Although I’d never seen her before, I recognized Katherine Quint immediately. She had Pete’s broadly sloped shoulders and pale eyes, only hers were watery and watched me from under half-mast, crepe-y lids. Motionless in her armchair, one of the few stray pieces of furniture in the bare-bones recreation room, empty save one old man dozing in his wheelchair by the window, she did not appear at all surprised to see me. Cautiously, I came to stand a few feet away from her, nearer to the ladder-back chair that she did not invite me to sit in.

Isa held back.

“You brought the girl,” she said. Her voice was reedy and childish; it didn’t seem to have aged along with the rest of her. “That wasn’t your best idea, Jessie. She’s a very susceptible child. High-strung, I remember, when the three of them came to visit.”

“I had to take her. I’m her babysitter. I couldn’t just leave her. And she helped me—she was a way in.”

“Now all you’ll need to do is figure a way to get out.” The way Katherine said this was excessively hammy and theatrical, like a character in one of those early Hitchcock movies from the 1940s. If she meant it to be amusing, it only emphasized that she seemed off-key and off-kilter, a person sealed from modern technologies and preoccupations.

But I smiled, tight-lipped, anyway. It was not as if she could help living here. We studied each other, trying to make sense of the other’s presence round and round the cobbler’s bench a monkey chased a weasel the monkey thought t’was all in fun

“Hi, Mrs. Quint,” said Isa, approaching to halt briefly at my side, just long enough to make a performance of touching her nose before she veered off to sort through a pile of old magazines strewn over a coffee table.

“So she’s your ward now,” said Katherine. “But you’re not from the island, are you?”

“No, my name’s Jamie Atkinson. I’m not from around here, but I’m living at Skylark this summer. I have Jessie’s job, taking care of Isa.”

Katherine Quint nodded, a tug of her head. Nothing in her face seemed to care anything about who I was or why I’d come here. “Then you were a summer friend of Peter’s?” Her eyes twitched and blinked, reminding me of an old movie strip, and I understood what Isa had meant, that Katherine’s “wrongness” was immediately apparent just from looking at her, from being seen by her. “He never mentioned you.”

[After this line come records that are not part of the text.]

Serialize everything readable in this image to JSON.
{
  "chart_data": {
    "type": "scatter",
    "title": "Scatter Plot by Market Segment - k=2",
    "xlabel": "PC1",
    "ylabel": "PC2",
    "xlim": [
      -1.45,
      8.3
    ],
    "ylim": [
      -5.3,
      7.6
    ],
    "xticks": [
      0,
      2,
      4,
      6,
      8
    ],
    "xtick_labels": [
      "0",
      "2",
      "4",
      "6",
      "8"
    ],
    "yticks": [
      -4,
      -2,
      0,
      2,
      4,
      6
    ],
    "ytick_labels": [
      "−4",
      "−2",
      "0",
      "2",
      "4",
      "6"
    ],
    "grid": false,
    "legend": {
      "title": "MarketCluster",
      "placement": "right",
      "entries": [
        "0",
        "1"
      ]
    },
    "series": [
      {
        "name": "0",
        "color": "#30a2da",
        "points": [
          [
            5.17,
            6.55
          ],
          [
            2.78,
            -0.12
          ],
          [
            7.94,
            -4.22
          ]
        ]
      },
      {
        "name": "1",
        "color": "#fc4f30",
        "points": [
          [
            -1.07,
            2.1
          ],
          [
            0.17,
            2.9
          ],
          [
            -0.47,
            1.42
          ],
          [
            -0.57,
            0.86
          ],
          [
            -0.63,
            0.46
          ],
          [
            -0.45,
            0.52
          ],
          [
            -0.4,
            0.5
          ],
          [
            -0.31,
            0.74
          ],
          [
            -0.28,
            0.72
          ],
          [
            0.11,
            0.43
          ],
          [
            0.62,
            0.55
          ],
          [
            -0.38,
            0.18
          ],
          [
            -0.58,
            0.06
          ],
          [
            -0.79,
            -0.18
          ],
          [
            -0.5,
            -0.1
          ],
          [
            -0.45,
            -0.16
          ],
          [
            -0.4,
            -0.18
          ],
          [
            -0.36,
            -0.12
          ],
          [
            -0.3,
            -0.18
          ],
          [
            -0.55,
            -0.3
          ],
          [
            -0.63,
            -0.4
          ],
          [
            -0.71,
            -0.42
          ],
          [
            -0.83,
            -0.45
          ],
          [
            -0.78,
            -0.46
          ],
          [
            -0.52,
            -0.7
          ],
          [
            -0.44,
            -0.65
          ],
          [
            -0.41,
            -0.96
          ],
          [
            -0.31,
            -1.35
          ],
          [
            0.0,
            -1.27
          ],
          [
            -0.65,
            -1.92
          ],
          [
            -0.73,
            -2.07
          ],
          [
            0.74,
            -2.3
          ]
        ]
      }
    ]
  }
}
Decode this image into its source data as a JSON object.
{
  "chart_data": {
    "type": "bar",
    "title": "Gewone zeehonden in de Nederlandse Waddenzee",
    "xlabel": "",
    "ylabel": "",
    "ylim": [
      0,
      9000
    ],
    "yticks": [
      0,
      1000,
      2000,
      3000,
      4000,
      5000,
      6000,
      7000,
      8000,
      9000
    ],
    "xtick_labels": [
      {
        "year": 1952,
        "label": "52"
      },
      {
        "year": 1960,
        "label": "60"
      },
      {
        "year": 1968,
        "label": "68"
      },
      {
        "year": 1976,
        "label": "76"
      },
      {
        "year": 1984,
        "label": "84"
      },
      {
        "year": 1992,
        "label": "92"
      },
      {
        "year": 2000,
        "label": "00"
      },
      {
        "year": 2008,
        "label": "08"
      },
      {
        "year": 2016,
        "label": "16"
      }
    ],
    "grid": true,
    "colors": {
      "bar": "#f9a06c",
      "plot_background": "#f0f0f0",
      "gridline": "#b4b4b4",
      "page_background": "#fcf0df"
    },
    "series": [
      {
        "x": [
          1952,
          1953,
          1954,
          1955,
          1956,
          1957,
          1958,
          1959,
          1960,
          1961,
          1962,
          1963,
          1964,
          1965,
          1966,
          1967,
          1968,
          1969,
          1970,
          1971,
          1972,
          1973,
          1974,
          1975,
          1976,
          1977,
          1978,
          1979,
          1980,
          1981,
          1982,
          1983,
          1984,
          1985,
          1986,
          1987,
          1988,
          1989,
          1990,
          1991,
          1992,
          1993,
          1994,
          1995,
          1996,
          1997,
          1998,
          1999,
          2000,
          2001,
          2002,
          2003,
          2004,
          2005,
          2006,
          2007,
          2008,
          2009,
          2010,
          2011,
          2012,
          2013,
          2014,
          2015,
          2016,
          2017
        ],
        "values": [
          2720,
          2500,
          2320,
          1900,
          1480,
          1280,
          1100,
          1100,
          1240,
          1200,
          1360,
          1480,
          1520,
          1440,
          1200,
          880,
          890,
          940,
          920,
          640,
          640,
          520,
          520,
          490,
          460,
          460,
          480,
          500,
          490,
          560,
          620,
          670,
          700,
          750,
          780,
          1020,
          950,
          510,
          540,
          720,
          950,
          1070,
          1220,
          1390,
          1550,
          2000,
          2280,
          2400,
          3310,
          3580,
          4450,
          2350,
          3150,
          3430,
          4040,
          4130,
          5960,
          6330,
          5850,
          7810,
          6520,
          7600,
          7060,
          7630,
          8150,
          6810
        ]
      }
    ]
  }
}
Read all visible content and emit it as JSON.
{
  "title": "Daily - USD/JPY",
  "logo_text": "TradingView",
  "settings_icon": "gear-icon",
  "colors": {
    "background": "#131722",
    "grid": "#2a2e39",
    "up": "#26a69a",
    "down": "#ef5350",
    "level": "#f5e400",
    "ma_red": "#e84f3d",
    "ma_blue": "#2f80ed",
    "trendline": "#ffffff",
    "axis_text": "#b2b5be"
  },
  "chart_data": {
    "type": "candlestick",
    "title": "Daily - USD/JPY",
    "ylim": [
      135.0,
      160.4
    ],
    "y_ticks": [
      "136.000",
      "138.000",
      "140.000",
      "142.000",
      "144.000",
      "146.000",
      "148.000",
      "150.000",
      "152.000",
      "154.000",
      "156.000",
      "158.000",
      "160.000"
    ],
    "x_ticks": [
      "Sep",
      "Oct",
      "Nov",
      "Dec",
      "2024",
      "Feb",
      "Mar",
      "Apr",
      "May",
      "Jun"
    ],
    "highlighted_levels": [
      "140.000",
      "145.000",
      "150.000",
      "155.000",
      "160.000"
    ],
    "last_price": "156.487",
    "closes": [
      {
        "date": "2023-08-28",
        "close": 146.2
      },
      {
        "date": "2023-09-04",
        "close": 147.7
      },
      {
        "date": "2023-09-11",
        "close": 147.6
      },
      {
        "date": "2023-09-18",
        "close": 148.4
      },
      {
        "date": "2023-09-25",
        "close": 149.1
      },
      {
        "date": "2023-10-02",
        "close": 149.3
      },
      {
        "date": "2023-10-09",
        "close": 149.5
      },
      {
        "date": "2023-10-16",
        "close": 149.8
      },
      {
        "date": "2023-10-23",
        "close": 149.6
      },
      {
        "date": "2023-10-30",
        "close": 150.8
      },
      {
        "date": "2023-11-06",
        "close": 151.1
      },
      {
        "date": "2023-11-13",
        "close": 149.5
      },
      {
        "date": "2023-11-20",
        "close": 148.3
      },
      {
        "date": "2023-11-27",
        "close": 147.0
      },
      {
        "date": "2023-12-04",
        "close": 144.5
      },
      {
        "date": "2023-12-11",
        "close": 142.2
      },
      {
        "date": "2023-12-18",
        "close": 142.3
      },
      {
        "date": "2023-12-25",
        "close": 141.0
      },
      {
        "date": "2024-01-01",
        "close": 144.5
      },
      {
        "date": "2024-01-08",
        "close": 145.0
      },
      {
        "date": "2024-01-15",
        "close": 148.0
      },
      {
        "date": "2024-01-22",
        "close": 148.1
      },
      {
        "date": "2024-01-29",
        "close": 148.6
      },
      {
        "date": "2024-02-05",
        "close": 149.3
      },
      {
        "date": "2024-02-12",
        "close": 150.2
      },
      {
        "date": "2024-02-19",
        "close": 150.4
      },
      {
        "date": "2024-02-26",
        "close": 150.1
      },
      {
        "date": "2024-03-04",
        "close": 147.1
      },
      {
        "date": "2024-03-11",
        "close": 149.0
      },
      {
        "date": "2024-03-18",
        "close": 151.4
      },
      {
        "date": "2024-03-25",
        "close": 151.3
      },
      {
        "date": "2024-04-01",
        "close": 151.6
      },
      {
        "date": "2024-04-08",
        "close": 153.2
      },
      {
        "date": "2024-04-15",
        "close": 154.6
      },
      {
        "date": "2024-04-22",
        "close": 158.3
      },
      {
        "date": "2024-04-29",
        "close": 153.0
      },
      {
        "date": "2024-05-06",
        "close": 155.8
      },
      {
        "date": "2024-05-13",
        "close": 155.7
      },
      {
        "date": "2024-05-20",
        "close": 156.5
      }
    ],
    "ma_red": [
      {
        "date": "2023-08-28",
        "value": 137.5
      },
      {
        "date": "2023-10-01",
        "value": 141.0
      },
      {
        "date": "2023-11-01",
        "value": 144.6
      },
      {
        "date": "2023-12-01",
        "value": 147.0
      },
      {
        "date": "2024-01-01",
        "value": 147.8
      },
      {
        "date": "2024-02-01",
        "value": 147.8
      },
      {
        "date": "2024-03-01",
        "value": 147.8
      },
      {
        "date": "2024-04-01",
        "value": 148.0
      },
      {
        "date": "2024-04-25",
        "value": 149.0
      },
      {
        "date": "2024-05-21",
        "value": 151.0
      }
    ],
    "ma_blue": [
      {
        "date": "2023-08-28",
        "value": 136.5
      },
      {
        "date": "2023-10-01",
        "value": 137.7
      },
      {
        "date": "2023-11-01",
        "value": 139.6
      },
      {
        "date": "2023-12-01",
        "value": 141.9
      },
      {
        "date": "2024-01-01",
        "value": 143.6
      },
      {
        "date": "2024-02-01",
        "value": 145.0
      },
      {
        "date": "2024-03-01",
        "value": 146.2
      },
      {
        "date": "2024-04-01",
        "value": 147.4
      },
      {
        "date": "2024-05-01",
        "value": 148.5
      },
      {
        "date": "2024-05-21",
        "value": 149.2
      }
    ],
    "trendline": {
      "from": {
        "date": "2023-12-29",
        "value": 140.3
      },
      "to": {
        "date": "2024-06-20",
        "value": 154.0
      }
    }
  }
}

“This is my first summer on Little Bly. I never met him. Or Jessie. I’ve really got nothing to do with Bly.”

“Nothing and everything.” She sniffed but she’d grown rigid, and as her fingers began to twist up a tatty blanket across her lap, I sensed that my presence disturbed her. “And if you didn’t know my son, then why are you standing in front of me?”

“Because he sent me,” I said, with such calm it was as if I’d planned to say it all along to give her a fright or something, though I hadn’t, not at all, and my own words hit me with the same atomic force that I saw in Katherine Quint’s reaction.

It pulled down her guard. She straightened herself upright, but then just as quickly crumpled back in the chair, as if she’d lost her strength. But her energy had changed. Her eyes blinked around the room the crazy people can always see clear down to the ugliest truth. Problem is, nobody believes ’em.

“Who are you to me?” she asked. “Why should I speak to you?”

“I’m nobody. I came here because I need …” All you need’s a little proof. “I need to be released from this burden, this weight that Peter’s presence has put on me.”

She was shifting in her seat, unwilling, angry, but I sensed that she knew exactly what I was telling her.

“So I came to find you, to see if there was anything you knew about Pete’s last visit. It’s not something I wanted. This history, Peter and Jessie, everything that happened last summer—I inherited it, in a way. I didn’t choose it.”

“What’s choice got to do with anything?” snapped Katherine, blinking, shifting, and then it was almost a full minute before she decided to speak to me again. In the intervening silence, I could hear Isa, across the room, flipping through magazines and probably listening in. “Last time I saw my boy, he came alone, in that fancy car.” Katherine’s voice had gone flat as she relayed this information. “Same one you drove in, like he was the prince of Bly. He came for the ring to give her. The one his father’d given me, and his father him. I couldn’t. Not at the time. I just couldn’t. A mother knows.”